Georgia has willingly accepted the United States as de facto referee of Georgian domestic politics, including electoral processes. This situation is also unique to Georgia. It stems in part from the country’s vulnerability and Washington’s say on Georgia’s NATO candidacy, which is the government’s top foreign policy priority. In no other country does the US government play the mentoring role to the extent it does in Georgia. This entails a correspondingly higher level of responsibility for the phraseology chosen, sometimes unreflectively (“transfer-of-power,” “litmus test,” “we will be watching”).

President Mikheil Saakashvili’s government has cemented Georgia-US relations so strongly that Ivanishvili has decided to attack the Georgia-US nexus in Washington, well before starting his own electoral campaign in Georgia itself. With Georgian campaign finance laws limiting Ivanishvili’s political expenditures in the country, he can freely spend on lobbying in Washington. The apparent goal is to make it politically difficult for the US to stand by the Georgian government in the event of post-election instability. Some of Ivanishvili’s allies have hinted at that scenario in the event that the opposition does not win (see “The United States and Political Power in Georgia,” EDM, April 4).

Addressing the OSCE Parliamentary Assembly’s session, held in Batumi on May 12, President Saakashvili noted ongoing “attempts to de-legitimize the elections in advance” and urged that the maximum possible number of election observers arrive in Georgia at the earliest possible time. “We need this already starting today, not just at balloting time. We need monitoring of the media, of funding, of political parties, of the freedom of political activities through the electoral process” (Rustavi-2 TV, May 12).

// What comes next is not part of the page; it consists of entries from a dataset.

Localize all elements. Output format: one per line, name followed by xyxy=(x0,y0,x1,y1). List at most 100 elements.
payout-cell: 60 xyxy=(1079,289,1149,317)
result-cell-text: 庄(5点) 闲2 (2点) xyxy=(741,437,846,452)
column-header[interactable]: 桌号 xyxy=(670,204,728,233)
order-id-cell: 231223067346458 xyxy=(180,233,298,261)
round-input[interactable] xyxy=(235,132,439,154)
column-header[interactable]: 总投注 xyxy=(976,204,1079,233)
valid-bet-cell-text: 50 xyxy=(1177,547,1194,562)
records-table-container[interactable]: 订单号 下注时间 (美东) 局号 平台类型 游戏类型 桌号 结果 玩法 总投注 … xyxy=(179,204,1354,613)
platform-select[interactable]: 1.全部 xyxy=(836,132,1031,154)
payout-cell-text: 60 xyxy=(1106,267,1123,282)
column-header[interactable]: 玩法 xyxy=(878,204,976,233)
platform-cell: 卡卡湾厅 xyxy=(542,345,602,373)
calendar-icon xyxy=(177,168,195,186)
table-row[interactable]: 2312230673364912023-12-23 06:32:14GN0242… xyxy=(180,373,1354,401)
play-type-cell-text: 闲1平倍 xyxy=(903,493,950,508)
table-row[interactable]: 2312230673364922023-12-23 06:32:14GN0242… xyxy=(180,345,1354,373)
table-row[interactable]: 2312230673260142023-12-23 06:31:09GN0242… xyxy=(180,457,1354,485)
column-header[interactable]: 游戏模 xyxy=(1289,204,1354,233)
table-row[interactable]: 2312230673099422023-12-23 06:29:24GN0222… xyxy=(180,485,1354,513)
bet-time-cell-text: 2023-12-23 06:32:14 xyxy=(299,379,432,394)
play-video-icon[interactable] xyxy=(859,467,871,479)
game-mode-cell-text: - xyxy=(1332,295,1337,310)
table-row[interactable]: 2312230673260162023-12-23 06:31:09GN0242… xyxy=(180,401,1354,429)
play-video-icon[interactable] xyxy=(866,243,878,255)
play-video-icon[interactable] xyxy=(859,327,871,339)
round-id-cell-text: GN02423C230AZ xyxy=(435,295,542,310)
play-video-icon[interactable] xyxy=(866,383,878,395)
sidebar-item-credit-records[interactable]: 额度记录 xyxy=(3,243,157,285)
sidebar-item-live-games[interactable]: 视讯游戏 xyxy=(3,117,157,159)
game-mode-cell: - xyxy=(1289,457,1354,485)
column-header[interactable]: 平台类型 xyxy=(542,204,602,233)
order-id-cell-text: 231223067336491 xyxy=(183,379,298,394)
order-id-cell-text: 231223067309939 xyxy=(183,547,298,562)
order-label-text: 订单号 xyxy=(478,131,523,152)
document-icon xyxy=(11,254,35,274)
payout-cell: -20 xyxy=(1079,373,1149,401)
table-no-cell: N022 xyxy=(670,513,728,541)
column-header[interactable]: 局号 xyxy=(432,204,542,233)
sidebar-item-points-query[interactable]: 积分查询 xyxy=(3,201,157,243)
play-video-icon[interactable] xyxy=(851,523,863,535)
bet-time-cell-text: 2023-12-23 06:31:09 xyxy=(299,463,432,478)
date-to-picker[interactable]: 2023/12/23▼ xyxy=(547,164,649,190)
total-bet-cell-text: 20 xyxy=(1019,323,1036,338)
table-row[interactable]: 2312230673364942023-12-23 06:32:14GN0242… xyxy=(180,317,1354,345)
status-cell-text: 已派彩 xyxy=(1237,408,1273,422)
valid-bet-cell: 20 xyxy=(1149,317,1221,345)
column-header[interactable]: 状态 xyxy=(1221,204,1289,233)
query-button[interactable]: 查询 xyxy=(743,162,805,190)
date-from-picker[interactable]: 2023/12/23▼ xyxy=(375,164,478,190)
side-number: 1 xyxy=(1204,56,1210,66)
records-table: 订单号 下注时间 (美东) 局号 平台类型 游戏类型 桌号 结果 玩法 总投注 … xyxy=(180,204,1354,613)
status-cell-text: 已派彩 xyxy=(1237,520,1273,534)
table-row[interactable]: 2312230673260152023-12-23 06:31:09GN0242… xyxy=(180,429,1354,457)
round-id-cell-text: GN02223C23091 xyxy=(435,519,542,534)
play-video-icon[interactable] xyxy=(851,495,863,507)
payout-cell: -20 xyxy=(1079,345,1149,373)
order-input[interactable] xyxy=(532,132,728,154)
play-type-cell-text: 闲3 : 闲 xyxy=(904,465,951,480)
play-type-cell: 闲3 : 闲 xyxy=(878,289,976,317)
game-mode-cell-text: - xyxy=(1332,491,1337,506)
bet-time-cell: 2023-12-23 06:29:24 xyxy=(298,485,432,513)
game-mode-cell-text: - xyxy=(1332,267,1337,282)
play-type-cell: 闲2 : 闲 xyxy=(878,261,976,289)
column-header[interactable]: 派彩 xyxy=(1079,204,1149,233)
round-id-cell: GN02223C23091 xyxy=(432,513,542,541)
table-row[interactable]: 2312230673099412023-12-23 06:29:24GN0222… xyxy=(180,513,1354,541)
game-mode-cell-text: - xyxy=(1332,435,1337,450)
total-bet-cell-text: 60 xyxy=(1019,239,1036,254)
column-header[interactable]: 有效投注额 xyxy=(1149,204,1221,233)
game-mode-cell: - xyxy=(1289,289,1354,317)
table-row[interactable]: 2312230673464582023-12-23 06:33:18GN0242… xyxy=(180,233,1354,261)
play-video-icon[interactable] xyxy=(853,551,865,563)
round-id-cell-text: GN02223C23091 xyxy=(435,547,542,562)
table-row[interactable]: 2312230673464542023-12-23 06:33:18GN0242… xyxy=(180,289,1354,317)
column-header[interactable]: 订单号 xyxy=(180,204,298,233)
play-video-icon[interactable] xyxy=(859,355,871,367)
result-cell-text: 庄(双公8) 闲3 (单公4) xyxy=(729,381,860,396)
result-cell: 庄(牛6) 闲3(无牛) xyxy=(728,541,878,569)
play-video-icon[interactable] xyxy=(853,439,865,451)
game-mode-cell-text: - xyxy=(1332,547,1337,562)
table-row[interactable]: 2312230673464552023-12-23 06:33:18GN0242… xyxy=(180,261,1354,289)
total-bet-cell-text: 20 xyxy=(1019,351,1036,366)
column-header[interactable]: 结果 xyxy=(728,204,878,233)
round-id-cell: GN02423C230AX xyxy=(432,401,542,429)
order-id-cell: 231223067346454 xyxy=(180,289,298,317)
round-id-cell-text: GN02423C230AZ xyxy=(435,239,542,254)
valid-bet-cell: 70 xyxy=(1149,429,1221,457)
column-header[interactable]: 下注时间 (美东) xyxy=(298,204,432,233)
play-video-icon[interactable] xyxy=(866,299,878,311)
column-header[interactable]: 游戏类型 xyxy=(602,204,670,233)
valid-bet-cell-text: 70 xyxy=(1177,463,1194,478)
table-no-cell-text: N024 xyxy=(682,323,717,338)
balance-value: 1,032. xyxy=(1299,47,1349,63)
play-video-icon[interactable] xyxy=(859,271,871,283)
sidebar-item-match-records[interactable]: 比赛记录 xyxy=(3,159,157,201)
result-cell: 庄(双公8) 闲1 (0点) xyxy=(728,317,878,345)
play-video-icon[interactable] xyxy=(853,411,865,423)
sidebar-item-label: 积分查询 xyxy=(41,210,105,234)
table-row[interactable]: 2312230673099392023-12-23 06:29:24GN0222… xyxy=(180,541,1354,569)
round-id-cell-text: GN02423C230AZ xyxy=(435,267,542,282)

This would entail record-breaking observer numbers, as well as observing the pre-election campaign for a record-breaking length of time. The parliamentary elections are scheduled for October; but Georgia has already sent invitations for “long-term observation missions” to the OSCE’s Office for Democratic Institutions and Human Rights (ODIHR, the specialized election-observation agency), OSCE’s Parliamentary Assembly, the European Parliament, Council of Europe, NATO Parliamentary Assembly, the Permanent Secretariat of the Community of Democracies (a US-initiated global forum), and a number of parliaments and election-mentoring agencies from Western countries.

The Georgian government hopes for thousands of observers to participate in the long-term monitoring mission, before the short-term observers arrive for the balloting. In normal practice, long-term missions arrive six weeks or two months ahead of the balloting day. Georgia wants them to start arriving four or five months ahead of the October elections.

On May 3, the results of a public opinion survey commissioned by the US International Republican Institute (IRI) were made public. The results show an unnamed presidential candidate of the governing United National Movement (UNM) with 37 percent support to Ivanishvili’s 19 percent (the remainder supporting minor candidates or being undecided) (Rustavi-2 TV, The Messenger, May 3, 4). UNM’s candidate goes unnamed because Saakashvili is constitutionally barred from seeking re-election, and the party has yet to designate a candidate. At this point, therefore, even an unnamed UNM candidate runs far ahead of Ivanishvili. This margin is consistent with that in the recent US National Democratic Institute (NDI)-commissioned poll, which shows 47 percent support for the governing UNM versus 10 percent for Ivanishvili’s Georgian Dream coalition (see EDM, March 29).

The electoral campaign, however, is only starting. The only certainty seems to be that the Georgian government will be expected to meet higher standards than those usually applied to countries in a comparable stage of their transition process.